つまり、F1チームの根幹は自動車メーカーそのものであり、レース部門はその一部でしかないということです。F1チームで実際に働いてみると、僕がかつて勤務していた日産自動車でやっていたことと本質的には変わらず、たまにF1チームであることを忘れてしまうことがあるくらいです。これが、僕がF1で働いて実際に得られた実感です。


F1チームと技術資産


もし、あなたが十分な資本金を持つオーナーとしてゼロからF1チームを創設することを考えた時、何を最初に準備すれば良いでしょうか?

その答えは『ヒトを集める』ことです。Caterham F1 Teamもまずはそこから始まりました。技術マネジメントとしてF1での経験が長いマーク・スミス氏やジョン・アイリ―氏を招き入れ、エンジニアやスタッフを他チームからヘッドハンティングし、開発体制を整備していきました。

『F1経験者を集めれば、チームとしてすぐに機能するだろう。』

Caterham F1 Teamのオーナーであったトニー・フェルナンデス氏はそんな風に考えていたかも知れません。しかし、一つだけ落とし穴がありました。それは、F1経験者を集めればF1チームとしては機能するが、高性能なF1マシンを作る能力が伴うかどうかは別問題だということです。

By Marc Evans from Newbury, UK - Toyota-Batman, CC BY-SA 2.0
かつて、日本の自動車メーカーもドイツに拠点を置きF1に参戦しました。設備も人材も最高レベルを擁していたものの、彼らが優勝を狙えるトップレベルに登り詰めるまでには7年もの歳月が掛かり、F1で成功することの難しさを痛感したのではないでしょうか。なぜ、難しかったのか?その理由は彼ら自身の歴史を振り返ればすぐに理解できるはずです。

すなわち、ローマは一日にして成らず、長きに渡る自動車開発の歴史こそが世界を代表する自動車メーカーを作り上げたのであり、同じく自動車メーカーであるF1チームも技術資産を積み重ねることが真に大切なのです。

Caterham F1 Teamの実情


以前Twitterでも呟きましたが、僕は2014年にCaterham F1 Teamに加入することが内定していました。しかし、2014年シーズンのチーム成績は不振を極め、破綻へと一歩一歩近付いていたようです。Caterham F1 Teamで当時働いていた友人が言うには『明らかに資金繰りが悪化したことを感じ、チームから離脱することを考えた』そうです。
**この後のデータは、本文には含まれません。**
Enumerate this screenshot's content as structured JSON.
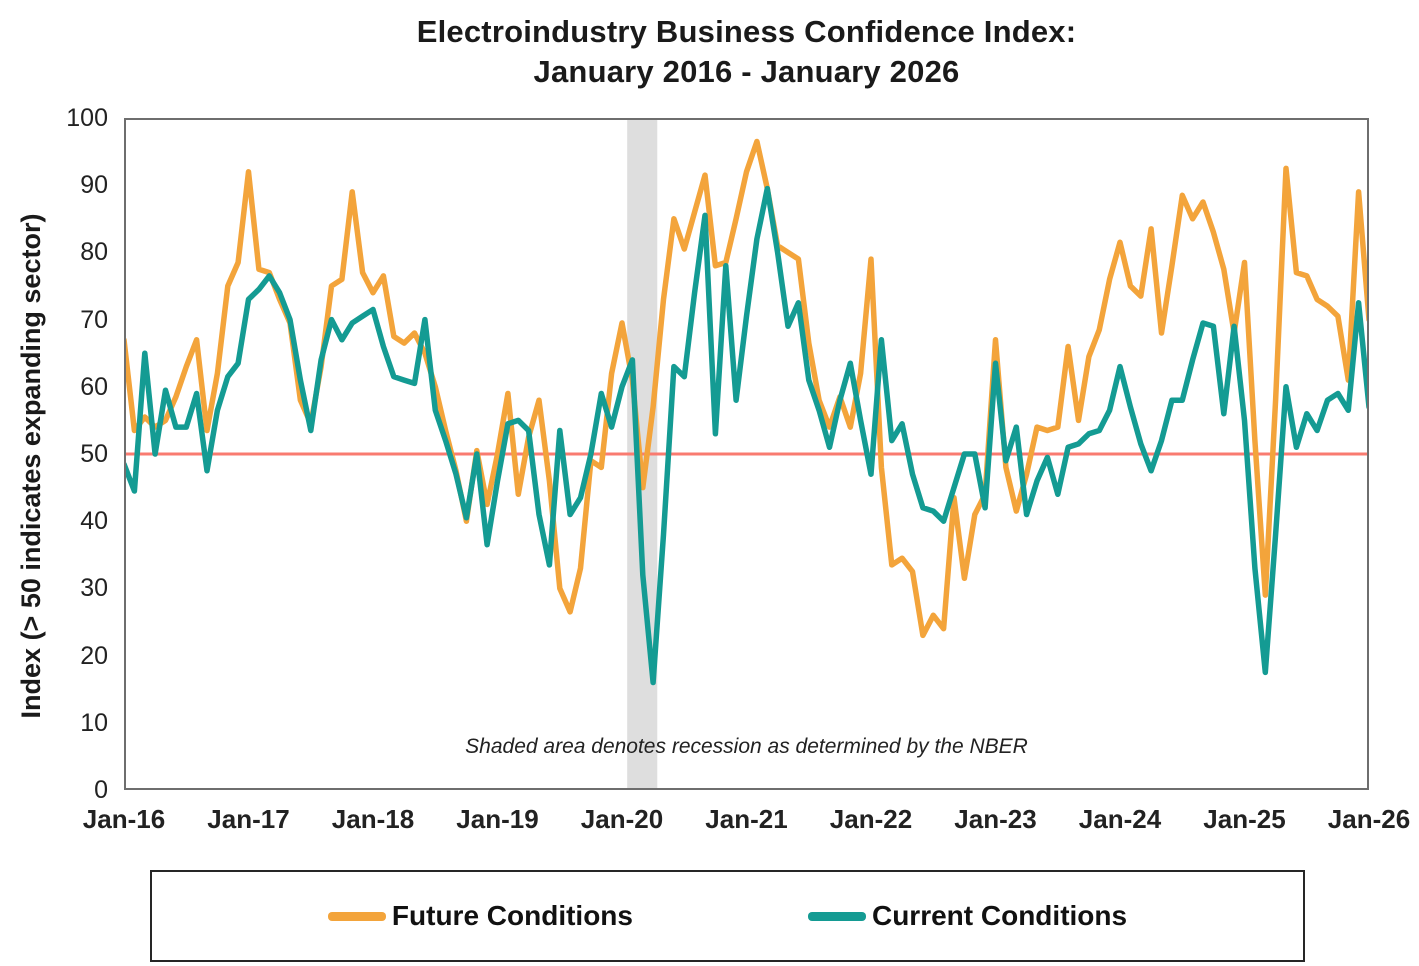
{
  "title": {
    "line1": "Electroindustry Business Confidence Index:",
    "line2": "January 2016 - January 2026"
  },
  "y_axis": {
    "label": "Index (> 50 indicates expanding sector)",
    "ticks": [
      0,
      10,
      20,
      30,
      40,
      50,
      60,
      70,
      80,
      90,
      100
    ]
  },
  "x_axis": {
    "tick_labels": [
      "Jan-16",
      "Jan-17",
      "Jan-18",
      "Jan-19",
      "Jan-20",
      "Jan-21",
      "Jan-22",
      "Jan-23",
      "Jan-24",
      "Jan-25",
      "Jan-26"
    ]
  },
  "annotation": "Shaded area denotes recession as determined by the NBER",
  "legend": [
    {
      "label": "Future Conditions",
      "color": "#F3A43B"
    },
    {
      "label": "Current Conditions",
      "color": "#149B93"
    }
  ],
  "colors": {
    "future": "#F3A43B",
    "current": "#149B93",
    "reference_line": "#F97B70",
    "recession_band": "#DEDEDE",
    "plot_border": "#6E6E6E",
    "text": "#1A1A1A"
  },
  "chart_data": {
    "type": "line",
    "title": "Electroindustry Business Confidence Index: January 2016 - January 2026",
    "ylabel": "Index (> 50 indicates expanding sector)",
    "ylim": [
      0,
      100
    ],
    "grid": false,
    "legend_position": "bottom",
    "x_start": "Jan-16",
    "x_end": "Jan-26",
    "months_total": 121,
    "x_tick_labels": [
      "Jan-16",
      "Jan-17",
      "Jan-18",
      "Jan-19",
      "Jan-20",
      "Jan-21",
      "Jan-22",
      "Jan-23",
      "Jan-24",
      "Jan-25",
      "Jan-26"
    ],
    "reference_line": {
      "value": 50,
      "color": "#F97B70"
    },
    "recession_band": {
      "from_label": "Feb-20",
      "to_label": "Apr-20",
      "from_month_index": 48.5,
      "to_month_index": 51.4,
      "color": "#DEDEDE",
      "note": "Shaded area denotes recession as determined by the NBER"
    },
    "series": [
      {
        "name": "Future Conditions",
        "color": "#F3A43B",
        "values": [
          67,
          53.5,
          55.5,
          54,
          55,
          58.5,
          63,
          67,
          53.5,
          62,
          75,
          78.5,
          92,
          77.5,
          77,
          73,
          69.5,
          58,
          54.5,
          63,
          75,
          76,
          89,
          77,
          74,
          76.5,
          67.5,
          66.5,
          68,
          65,
          60,
          53.5,
          47.5,
          40,
          50.5,
          42.5,
          50,
          59,
          44,
          52.5,
          58,
          46,
          30,
          26.5,
          33,
          49,
          48,
          62,
          69.5,
          61,
          45,
          57,
          73,
          85,
          80.5,
          86,
          91.5,
          78,
          78.5,
          85,
          92,
          96.5,
          89.5,
          81,
          80,
          79,
          66.5,
          58,
          54,
          58.5,
          54,
          62,
          79,
          48,
          33.5,
          34.5,
          32.5,
          23,
          26,
          24,
          43.5,
          31.5,
          41,
          44,
          67,
          48,
          41.5,
          47,
          54,
          53.5,
          54,
          66,
          55,
          64.5,
          68.5,
          76,
          81.5,
          75,
          73.5,
          83.5,
          68,
          78,
          88.5,
          85,
          87.5,
          83,
          77.5,
          68,
          78.5,
          52,
          29,
          58,
          92.5,
          77,
          76.5,
          73,
          72,
          70.5,
          61,
          89,
          70
        ]
      },
      {
        "name": "Current Conditions",
        "color": "#149B93",
        "values": [
          48.5,
          44.5,
          65,
          50,
          59.5,
          54,
          54,
          59,
          47.5,
          56.5,
          61.5,
          63.5,
          73,
          74.5,
          76.5,
          74,
          70,
          61,
          53.5,
          64,
          70,
          67,
          69.5,
          70.5,
          71.5,
          66,
          61.5,
          61,
          60.5,
          70,
          56.5,
          52,
          47,
          40.5,
          50,
          36.5,
          46,
          54.5,
          55,
          53.5,
          41,
          33.5,
          53.5,
          41,
          43.5,
          50,
          59,
          54,
          60,
          64,
          32,
          16,
          38,
          63,
          61.5,
          74,
          85.5,
          53,
          78,
          58,
          70.5,
          82,
          89.5,
          80,
          69,
          72.5,
          61,
          56.5,
          51,
          58,
          63.5,
          55,
          47,
          67,
          52,
          54.5,
          47,
          42,
          41.5,
          40,
          45,
          50,
          50,
          42,
          63.5,
          49,
          54,
          41,
          46,
          49.5,
          44,
          51,
          51.5,
          53,
          53.5,
          56.5,
          63,
          57,
          51.5,
          47.5,
          52,
          58,
          58,
          64,
          69.5,
          69,
          56,
          69,
          55,
          33,
          17.5,
          38,
          60,
          51,
          56,
          53.5,
          58,
          59,
          56.5,
          72.5,
          57
        ]
      }
    ]
  }
}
技術資産は積み重ねてこそ価値が高まるものであり、その醸成には長い時間が掛かります。また、F1チームとして真にパフォーマンスを発揮できるようになるためには、時間に加えて巨額な投資も必要になります。しかし、投資が止まれば崩壊することは必然であり、一瞬にして消え去ってしまうものなのです。

Liefieldのファクトリー訪問時に記念撮影(2012年)
Caterham F1 Teamは残念ながら、技術資産が醸成する前に破綻してしまいました。かつてチームの活動拠点であったLiefieldのファクトリーは現在、廃墟となっています。まさに諸行無常の響きあり…といった言葉が思い浮かばれますが、悲しいことに盛者となる前に衰退しかねないことは、F1界における理の一つなのかも知れません。